How it’s New York: St Ann’s Warehouse, in Dumbo (a section of Brooklyn) consistently is one of the edgiest NY Theatres.
How it’s Irish: Enda Walsh and most of the cast and design crew are Irish.
It’s always a magical experience to head under the Brooklyn Bridge and tread those cobblestone streets to get to St. Ann’s Warehouse in Dumbo. But add Enda Walsh’s work to the stage and it truly becomes a night to remember.
The brilliance of some art is that it leaves a myriad of imprints on its audience. I overheard a variety of interpretations of the play as we left the theater on Saturday night, none of which bore any resemblance to my own and all of which were different. Listening to an interview with Walsh and Susan Feldman the artistic director of St. Ann’s Warehouse subsequently, Walsh confirmed that it was in fact his intention for the audience to make it their own.
For me “Ballyturk” is part farce, part human tragedy and part psychological exploration. A pretty good trifecta for your buck.

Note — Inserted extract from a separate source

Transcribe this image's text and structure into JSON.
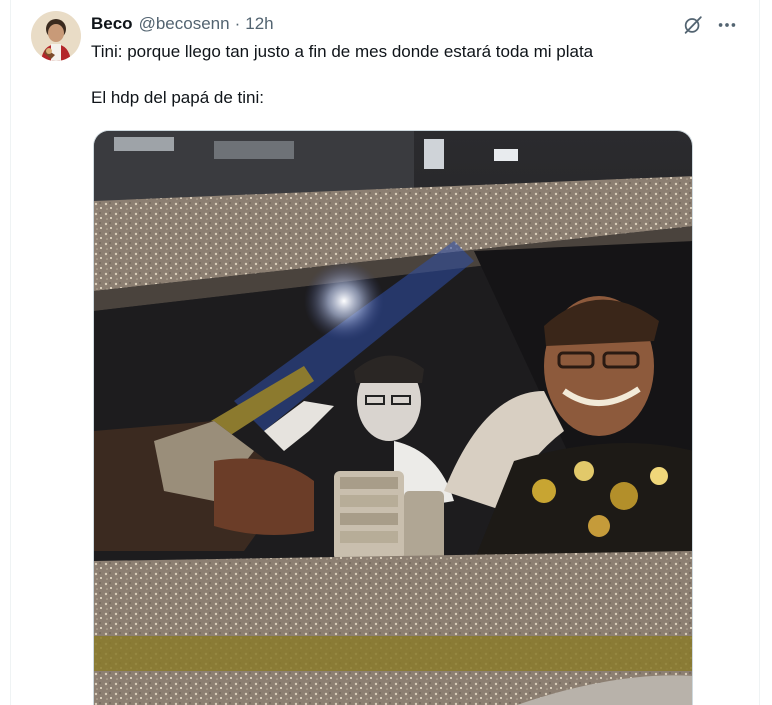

I first saw Walsh’s work in Galway in 2006. “The Walworth Farce” – not too dissimilar to “Ballyturk” in many facets – opened there at the Galway International Arts Festival (GIAF). Walsh considers Galway people his core audience he relayed in the interview, which was moderated by with GIAF Artistic Director, Paul Fahy. Walsh feels they are more comfortable with the surreal than other audiences. I agree – a bit of magic and mystery is never too far away from Galwegian psyche.